Carlos Reygadas a entrepris une carrière de réalisateur au Mexique après avoir été avocat pour l'ONU.
— Louise Leblanc
«Dans les écoles de cinéma et dans la plupart des films commerciaux, on insiste beaucoup sur la nécessité de l'histoire, explique Carlos Reygadas. Je ne comprends pas cette idée. Pour moi, la littérature est beaucoup plus propice que le cinéma si l'on veut raconter une histoire.» Sur la même lancée, le réalisateur dénonce la tendance du cinéma grand public à recourir sans cesse aux mêmes formes de récit, à enfermer les films dans un langage trop codifié, autrement dit à «congeler» le cinéma, selon ses propres termes.
Partisan d'un cinéma d'art, bien loin de l'industrie, il rêve ses films et y réfléchit pendant de longues années. Au hasard de ses pérégrinations à travers la planète et de ses rencontres, sa prochaine production mûrit lentement dans sa tête, à mi-chemin entre rêve et conscience.

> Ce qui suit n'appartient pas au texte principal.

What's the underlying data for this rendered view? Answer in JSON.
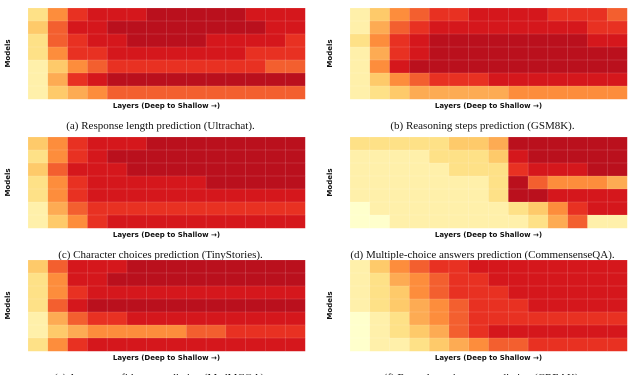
{
  "chart_data": [
    {
      "type": "heatmap",
      "caption": "(a) Response length prediction (Ultrachat).",
      "xlabel": "Layers (Deep to Shallow →)",
      "ylabel": "Models",
      "zlim": [
        0,
        1
      ],
      "colors": [
        "#ffffcc",
        "#fed976",
        "#fd8d3c",
        "#e31a1c",
        "#9e0a1e"
      ],
      "values": [
        [
          0.2,
          0.5,
          0.7,
          0.8,
          0.8,
          0.8,
          0.9,
          0.9,
          0.9,
          0.9,
          0.9,
          0.8,
          0.8,
          0.8
        ],
        [
          0.3,
          0.6,
          0.8,
          0.8,
          0.9,
          0.9,
          0.9,
          0.9,
          0.9,
          0.9,
          0.9,
          0.9,
          0.8,
          0.8
        ],
        [
          0.2,
          0.6,
          0.7,
          0.8,
          0.8,
          0.9,
          0.9,
          0.9,
          0.9,
          0.8,
          0.8,
          0.8,
          0.8,
          0.7
        ],
        [
          0.2,
          0.5,
          0.7,
          0.7,
          0.8,
          0.8,
          0.8,
          0.8,
          0.8,
          0.8,
          0.8,
          0.7,
          0.7,
          0.7
        ],
        [
          0.1,
          0.3,
          0.5,
          0.6,
          0.7,
          0.7,
          0.7,
          0.7,
          0.7,
          0.7,
          0.7,
          0.7,
          0.6,
          0.6
        ],
        [
          0.1,
          0.4,
          0.7,
          0.8,
          0.9,
          0.9,
          0.9,
          0.9,
          0.9,
          0.9,
          0.9,
          0.9,
          0.9,
          0.9
        ],
        [
          0.1,
          0.3,
          0.4,
          0.5,
          0.6,
          0.6,
          0.6,
          0.6,
          0.6,
          0.6,
          0.6,
          0.6,
          0.6,
          0.6
        ]
      ]
    },
    {
      "type": "heatmap",
      "caption": "(b) Reasoning steps prediction (GSM8K).",
      "xlabel": "Layers (Deep to Shallow →)",
      "ylabel": "Models",
      "zlim": [
        0,
        1
      ],
      "colors": [
        "#ffffcc",
        "#fed976",
        "#fd8d3c",
        "#e31a1c",
        "#9e0a1e"
      ],
      "values": [
        [
          0.1,
          0.3,
          0.5,
          0.6,
          0.7,
          0.7,
          0.8,
          0.8,
          0.8,
          0.8,
          0.7,
          0.7,
          0.7,
          0.6
        ],
        [
          0.1,
          0.4,
          0.6,
          0.7,
          0.8,
          0.8,
          0.8,
          0.8,
          0.8,
          0.8,
          0.8,
          0.8,
          0.7,
          0.7
        ],
        [
          0.2,
          0.5,
          0.7,
          0.8,
          0.9,
          0.9,
          0.9,
          0.9,
          0.9,
          0.9,
          0.9,
          0.9,
          0.8,
          0.8
        ],
        [
          0.1,
          0.4,
          0.7,
          0.8,
          0.9,
          0.9,
          0.9,
          0.9,
          0.9,
          0.9,
          0.9,
          0.9,
          0.9,
          0.9
        ],
        [
          0.1,
          0.5,
          0.8,
          0.9,
          0.9,
          0.9,
          0.9,
          0.9,
          0.9,
          0.9,
          0.9,
          0.9,
          0.9,
          0.9
        ],
        [
          0.1,
          0.3,
          0.5,
          0.6,
          0.7,
          0.7,
          0.7,
          0.8,
          0.8,
          0.8,
          0.8,
          0.8,
          0.8,
          0.8
        ],
        [
          0.1,
          0.2,
          0.3,
          0.4,
          0.4,
          0.4,
          0.4,
          0.4,
          0.5,
          0.5,
          0.5,
          0.5,
          0.5,
          0.5
        ]
      ]
    },
    {
      "type": "heatmap",
      "caption": "(c) Character choices prediction (TinyStories).",
      "xlabel": "Layers (Deep to Shallow →)",
      "ylabel": "Models",
      "zlim": [
        0,
        1
      ],
      "colors": [
        "#ffffcc",
        "#fed976",
        "#fd8d3c",
        "#e31a1c",
        "#9e0a1e"
      ],
      "values": [
        [
          0.3,
          0.5,
          0.7,
          0.8,
          0.8,
          0.8,
          0.9,
          0.9,
          0.9,
          0.9,
          0.9,
          0.9,
          0.9,
          0.9
        ],
        [
          0.2,
          0.5,
          0.7,
          0.8,
          0.9,
          0.9,
          0.9,
          0.9,
          0.9,
          0.9,
          0.9,
          0.9,
          0.9,
          0.9
        ],
        [
          0.3,
          0.6,
          0.8,
          0.8,
          0.8,
          0.9,
          0.9,
          0.9,
          0.9,
          0.9,
          0.9,
          0.9,
          0.9,
          0.9
        ],
        [
          0.2,
          0.5,
          0.7,
          0.8,
          0.8,
          0.8,
          0.8,
          0.8,
          0.8,
          0.9,
          0.9,
          0.9,
          0.9,
          0.9
        ],
        [
          0.2,
          0.5,
          0.7,
          0.8,
          0.8,
          0.8,
          0.8,
          0.8,
          0.8,
          0.8,
          0.8,
          0.8,
          0.8,
          0.8
        ],
        [
          0.1,
          0.4,
          0.6,
          0.7,
          0.7,
          0.7,
          0.7,
          0.7,
          0.7,
          0.7,
          0.7,
          0.7,
          0.7,
          0.7
        ],
        [
          0.1,
          0.3,
          0.5,
          0.7,
          0.8,
          0.8,
          0.8,
          0.8,
          0.8,
          0.8,
          0.8,
          0.8,
          0.8,
          0.8
        ]
      ]
    },
    {
      "type": "heatmap",
      "caption": "(d) Multiple-choice answers prediction (CommensenseQA).",
      "xlabel": "Layers (Deep to Shallow →)",
      "ylabel": "Models",
      "zlim": [
        0,
        1
      ],
      "colors": [
        "#ffffcc",
        "#fed976",
        "#fd8d3c",
        "#e31a1c",
        "#9e0a1e"
      ],
      "values": [
        [
          0.2,
          0.2,
          0.2,
          0.2,
          0.2,
          0.3,
          0.3,
          0.4,
          0.9,
          0.9,
          0.9,
          0.9,
          0.9,
          0.9
        ],
        [
          0.1,
          0.1,
          0.1,
          0.1,
          0.2,
          0.2,
          0.2,
          0.3,
          0.8,
          0.9,
          0.9,
          0.9,
          0.9,
          0.9
        ],
        [
          0.1,
          0.1,
          0.1,
          0.1,
          0.1,
          0.2,
          0.2,
          0.2,
          0.7,
          0.8,
          0.8,
          0.8,
          0.9,
          0.9
        ],
        [
          0.1,
          0.1,
          0.1,
          0.1,
          0.1,
          0.1,
          0.1,
          0.2,
          0.9,
          0.6,
          0.5,
          0.5,
          0.5,
          0.4
        ],
        [
          0.1,
          0.1,
          0.1,
          0.1,
          0.1,
          0.1,
          0.1,
          0.2,
          0.9,
          0.9,
          0.8,
          0.8,
          0.8,
          0.8
        ],
        [
          0,
          0.1,
          0.1,
          0.1,
          0.1,
          0.1,
          0.1,
          0.1,
          0.2,
          0.3,
          0.5,
          0.7,
          0.8,
          0.8
        ],
        [
          0,
          0,
          0.1,
          0.1,
          0.1,
          0.1,
          0.1,
          0.1,
          0.1,
          0.2,
          0.4,
          0.6,
          0.1,
          0.1
        ]
      ]
    },
    {
      "type": "heatmap",
      "caption": "(e) Answer confidence prediction (MedMCQA).",
      "xlabel": "Layers (Deep to Shallow →)",
      "ylabel": "Models",
      "zlim": [
        0,
        1
      ],
      "colors": [
        "#ffffcc",
        "#fed976",
        "#fd8d3c",
        "#e31a1c",
        "#9e0a1e"
      ],
      "values": [
        [
          0.3,
          0.6,
          0.8,
          0.8,
          0.8,
          0.9,
          0.9,
          0.9,
          0.9,
          0.9,
          0.9,
          0.9,
          0.9,
          0.9
        ],
        [
          0.2,
          0.5,
          0.8,
          0.8,
          0.9,
          0.9,
          0.9,
          0.9,
          0.9,
          0.9,
          0.9,
          0.9,
          0.9,
          0.9
        ],
        [
          0.2,
          0.5,
          0.7,
          0.8,
          0.8,
          0.8,
          0.8,
          0.8,
          0.8,
          0.8,
          0.8,
          0.8,
          0.8,
          0.8
        ],
        [
          0.2,
          0.6,
          0.8,
          0.9,
          0.9,
          0.9,
          0.9,
          0.9,
          0.9,
          0.9,
          0.9,
          0.9,
          0.9,
          0.9
        ],
        [
          0.1,
          0.4,
          0.6,
          0.7,
          0.7,
          0.8,
          0.8,
          0.8,
          0.8,
          0.8,
          0.8,
          0.8,
          0.8,
          0.8
        ],
        [
          0.1,
          0.3,
          0.4,
          0.5,
          0.5,
          0.5,
          0.5,
          0.5,
          0.6,
          0.6,
          0.7,
          0.7,
          0.7,
          0.7
        ],
        [
          0.2,
          0.5,
          0.7,
          0.8,
          0.8,
          0.8,
          0.8,
          0.8,
          0.8,
          0.8,
          0.8,
          0.8,
          0.8,
          0.8
        ]
      ]
    },
    {
      "type": "heatmap",
      "caption": "(f) Factual consistency prediction (CREAK).",
      "xlabel": "Layers (Deep to Shallow →)",
      "ylabel": "Models",
      "zlim": [
        0,
        1
      ],
      "colors": [
        "#ffffcc",
        "#fed976",
        "#fd8d3c",
        "#e31a1c",
        "#9e0a1e"
      ],
      "values": [
        [
          0.1,
          0.3,
          0.5,
          0.6,
          0.7,
          0.7,
          0.8,
          0.8,
          0.8,
          0.8,
          0.8,
          0.8,
          0.8,
          0.8
        ],
        [
          0.1,
          0.2,
          0.4,
          0.5,
          0.6,
          0.7,
          0.7,
          0.8,
          0.8,
          0.8,
          0.8,
          0.8,
          0.8,
          0.8
        ],
        [
          0.1,
          0.2,
          0.3,
          0.5,
          0.6,
          0.7,
          0.7,
          0.7,
          0.8,
          0.8,
          0.8,
          0.8,
          0.8,
          0.8
        ],
        [
          0.1,
          0.2,
          0.3,
          0.4,
          0.5,
          0.6,
          0.7,
          0.7,
          0.7,
          0.8,
          0.8,
          0.8,
          0.8,
          0.8
        ],
        [
          0,
          0.1,
          0.2,
          0.4,
          0.5,
          0.6,
          0.7,
          0.7,
          0.7,
          0.7,
          0.7,
          0.7,
          0.7,
          0.7
        ],
        [
          0,
          0.1,
          0.2,
          0.3,
          0.4,
          0.6,
          0.7,
          0.8,
          0.8,
          0.8,
          0.8,
          0.8,
          0.8,
          0.8
        ],
        [
          0,
          0.1,
          0.1,
          0.2,
          0.3,
          0.4,
          0.5,
          0.6,
          0.6,
          0.7,
          0.7,
          0.7,
          0.7,
          0.7
        ]
      ]
    }
  ]
}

À la manière d'un peintre, il pense aux ambiances, aux paysages, aux textures, à la lumière qui vont composer son prochain film, toujours basé sur l'art de la présence et non de la représentation.
Questionné par le réalisateur et chargé de cours du Département de littérature, théâtre et cinéma, Jeremy Peter Allen, qui animait cette rencontre, Carlos Reygadas confirme qu'il emploie essentiellement des acteurs non professionnels. Des gens qu'il choisit au gré de ses rencontres et dont la personnalité correspond à celle du personnage dont il rêve. Cette façon de faire, plutôt inusitée dans un monde du cinéma surtout basé sur les grandes vedettes, lui permet de coller davantage à la réalité. Il peut s'éloigner ainsi de la représentation. «Parfois, je filme des gens en train de faire l'amour plutôt que de le suggérer, simplement parce que le spectateur doit expérimenter ce qu'il voit, pas seulement suivre un récit», témoigne le réalisateur.
Interrogé sur la méthode qu'il a expérimentée en tournant son premier long-métrage Japón, en 2002, le réalisateur explique qu'à ses yeux le cinéma n'a rien d'une pièce de théâtre filmée. À la recherche d'une comédienne capable d'incarner une vieille paysanne, il a compris qu'une personne de la campagne était bien plus véridique que n'importe quelle actrice déclamant un texte. Même s'il laisse une part d'improvisation à ses films, paradoxalement, cet artisan prépare soigneusement ses scénarios. Celui qui a appris le cinéma en visionnant encore et encore des films sur son magnétoscope écrit et dessine soigneusement chaque plan à filmer. Ses tournages s'étalent parfois sur trois ans, avec une équipe réduite d'une dizaine de techniciens, très proches de lui.
C'est une méthode à mille lieues de celles de l'industrie du cinéma, reconnaît le réalisateur. Comme pour illustrer sa position particulière, Carlos Reygadas raconte avec un sourire en coin sa visite au Maroc, sur le tournage de Babel, le film d'Alejandro Inarritu. «En y allant, j'ai croisé près de soixante jeeps, des trailers, un chapiteau de cirque trois fois plus gros que le Cirque du Soleil, dit-il. Mais finalement, après tout ça, il y avait seulement un acteur, Brad Pitt, une caméra et du sable.» Une façon de dire que le cinéma doit miser sur l'essentiel pour toucher le public.